Douglas-Roberts' situation is rather different, however. Already with a taste of that big league life, the guard's strategy should be instead to completely dominate his competition, further proving he doesn't belong in the minors for very long.
"Domination" is perhaps a conservative way of summarizing CDR's impressive efforts in his first preseason game on November 19th. Donning a Texas Legends uniform (NBA affiliate of the Mavericks), the guard man-handled and manipulated the opposing Santa Cruz Warriors' defense.
And wouldn't you know it, Douglas-Roberts did so by displaying an array of the same skills that made him a solid NBA role-player and spot-starter. In the video below (with highlights from his spectacular debut), the guard can be seen doing what he does best on the basketball court. A true slasher, CDR attacked the basket and drove to the hole again and again with ease. He moved well without the ball, spreading the floor and getting easy shots. What's more, the guard also drew a bevy of double-teams, but was able to kick the ball out to his teammates too.
He finished with an astonishing 49 points, and also added 8 assists and 7 rebounds. Despite his performance, the Warriors still came away with a triple-overtime victory.
Just how long will Douglas-Roberts be in the D-League? Only time will tell, but the longer an NBA team fails to pick up on his proven big league abilities, the worse off they'll be for sleeping on him.
With his near triple-double, the three-year veteran is in good company. A more notable NBA-worthy player to actually achieve a triple-double of his own was, who else, but Jeremy Lin. The point guard scored 28 points, grabbed 12 rebounds, and dished out 11 assists in a January 20th Erie BayHawks victory, before getting called back up by the Knicks and becoming a national phenomenon.
So should the NBA nation strap themselves in for CDR-sanity? Perhaps not, but it's clear Douglas-Roberts deserves a second look sooner than later. Able to score in bunches, the guard can do so in various ways and help a team off the bench. Only 25 years old, the skillful player hasn't even begun to hit his prime yet.

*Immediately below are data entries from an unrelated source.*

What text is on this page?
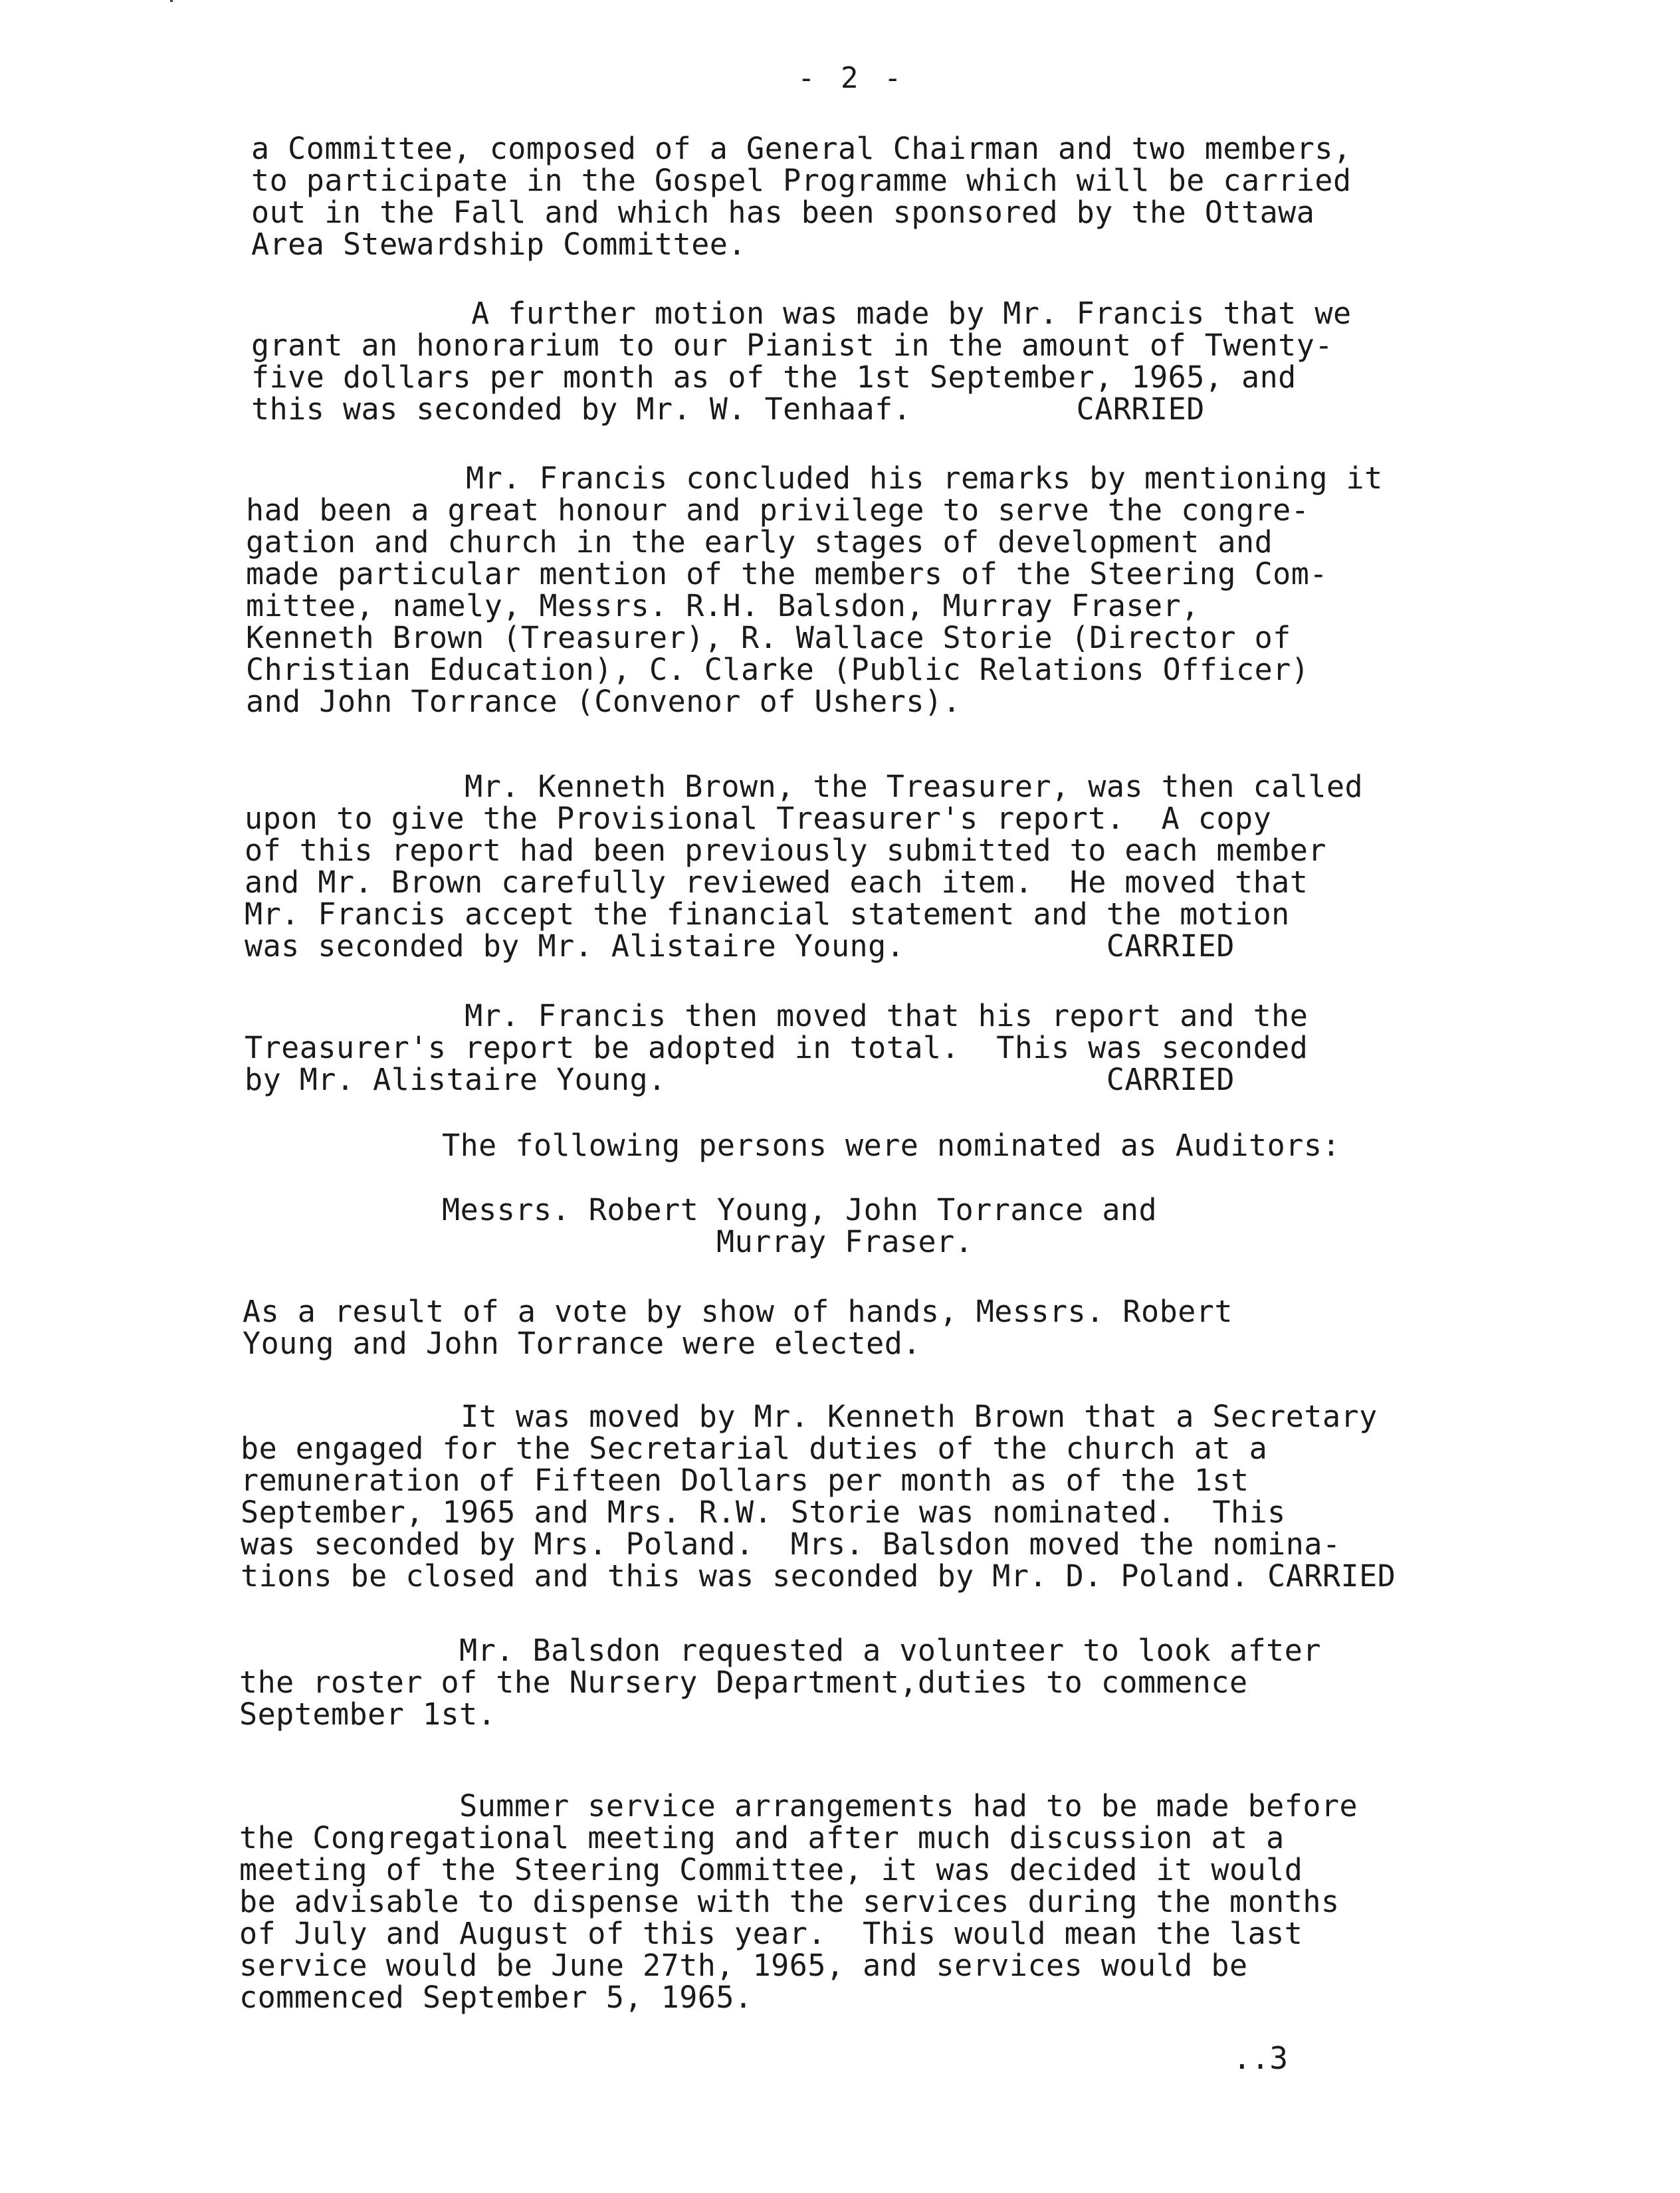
- 2 -
a Committee, composed of a General Chairman and two members,
to participate in the Gospel Programme which will be carried
out in the Fall and which has been sponsored by the Ottawa
Area Stewardship Committee.
A further motion was made by Mr. Francis that we
grant an honorarium to our Pianist in the amount of Twenty-
five dollars per month as of the 1st September, 1965, and
this was seconded by Mr. W. Tenhaaf.         CARRIED
Mr. Francis concluded his remarks by mentioning it
had been a great honour and privilege to serve the congre-
gation and church in the early stages of development and
made particular mention of the members of the Steering Com-
mittee, namely, Messrs. R.H. Balsdon, Murray Fraser,
Kenneth Brown (Treasurer), R. Wallace Storie (Director of
Christian Education), C. Clarke (Public Relations Officer)
and John Torrance (Convenor of Ushers).
Mr. Kenneth Brown, the Treasurer, was then called
upon to give the Provisional Treasurer's report.  A copy
of this report had been previously submitted to each member
and Mr. Brown carefully reviewed each item.  He moved that
Mr. Francis accept the financial statement and the motion
was seconded by Mr. Alistaire Young.           CARRIED
Mr. Francis then moved that his report and the
Treasurer's report be adopted in total.  This was seconded
by Mr. Alistaire Young.                        CARRIED
The following persons were nominated as Auditors:
Messrs. Robert Young, John Torrance and
Murray Fraser.
As a result of a vote by show of hands, Messrs. Robert
Young and John Torrance were elected.
It was moved by Mr. Kenneth Brown that a Secretary
be engaged for the Secretarial duties of the church at a
remuneration of Fifteen Dollars per month as of the 1st
September, 1965 and Mrs. R.W. Storie was nominated.  This
was seconded by Mrs. Poland.  Mrs. Balsdon moved the nomina-
tions be closed and this was seconded by Mr. D. Poland. CARRIED
Mr. Balsdon requested a volunteer to look after
the roster of the Nursery Department,duties to commence
September 1st.
Summer service arrangements had to be made before
the Congregational meeting and after much discussion at a
meeting of the Steering Committee, it was decided it would
be advisable to dispense with the services during the months
of July and August of this year.  This would mean the last
service would be June 27th, 1965, and services would be
commenced September 5, 1965.
..3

With a combination of proven skill and upside for what's to come, it's only a matter of time before a team comes calling to cash in on some of Douglas-Roberts' untapped potential as a contributor to an NBA ball-club.
Lakers could use him off the bench
Wolves could really use him and give him plenty of playing time.. Especially with all of the injuries they have on the wing..

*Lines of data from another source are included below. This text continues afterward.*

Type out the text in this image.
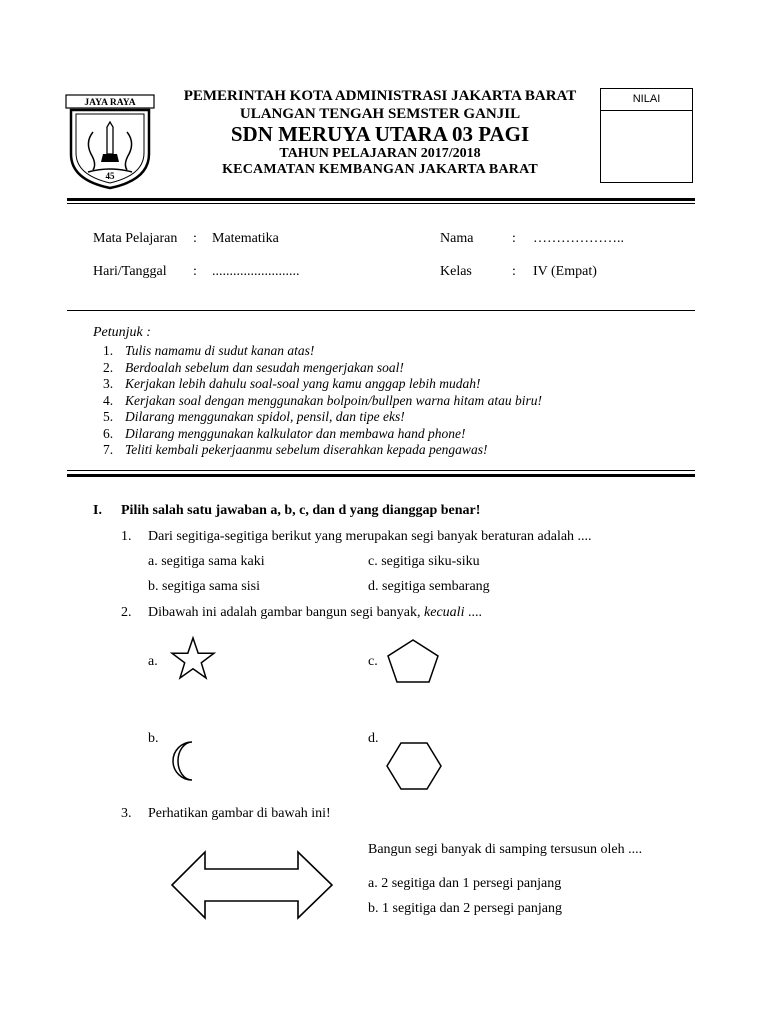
JAYA RAYA
45
PEMERINTAH KOTA ADMINISTRASI JAKARTA BARAT
ULANGAN TENGAH SEMSTER GANJIL
SDN MERUYA UTARA 03 PAGI
TAHUN PELAJARAN 2017/2018
KECAMATAN KEMBANGAN JAKARTA BARAT
NILAI
Mata Pelajaran : Matematika	Nama	: ………………..
Hari/Tanggal : .........................	Kelas	: IV (Empat)
Petunjuk :
1. Tulis namamu di sudut kanan atas!
2. Berdoalah sebelum dan sesudah mengerjakan soal!
3. Kerjakan lebih dahulu soal-soal yang kamu anggap lebih mudah!
4. Kerjakan soal dengan menggunakan bolpoin/bullpen warna hitam atau biru!
5. Dilarang menggunakan spidol, pensil, dan tipe eks!
6. Dilarang menggunakan kalkulator dan membawa hand phone!
7. Teliti kembali pekerjaanmu sebelum diserahkan kepada pengawas!
I. Pilih salah satu jawaban a, b, c, dan d yang dianggap benar!
1. Dari segitiga-segitiga berikut yang merupakan segi banyak beraturan adalah ....
a. segitiga sama kaki	c. segitiga siku-siku
b. segitiga sama sisi	d. segitiga sembarang
2. Dibawah ini adalah gambar bangun segi banyak, kecuali ....
a.	c.
b.	d.
3. Perhatikan gambar di bawah ini!
Bangun segi banyak di samping tersusun oleh ....
a. 2 segitiga dan 1 persegi panjang
b. 1 segitiga dan 2 persegi panjang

I think CDR is good enough to be on an NBA team. He had a very productive sophomore year for a very bad Nets team, but I don't think he's destined for stardom.
Terrance Williams was a 28 ppg 11.3 rpg 10.7 apg player in Springfeild
Josh Selby was dropping 25 ppg last year, and is below Jarod Bayless on Mempis' depth chart
The D-Leauge is a great tool for both players to get noticed and signed quickly to NBA teams and for teams to develop young players, but CDR isn't going to be tearing up the league anytime soon A la Jeremy Lin.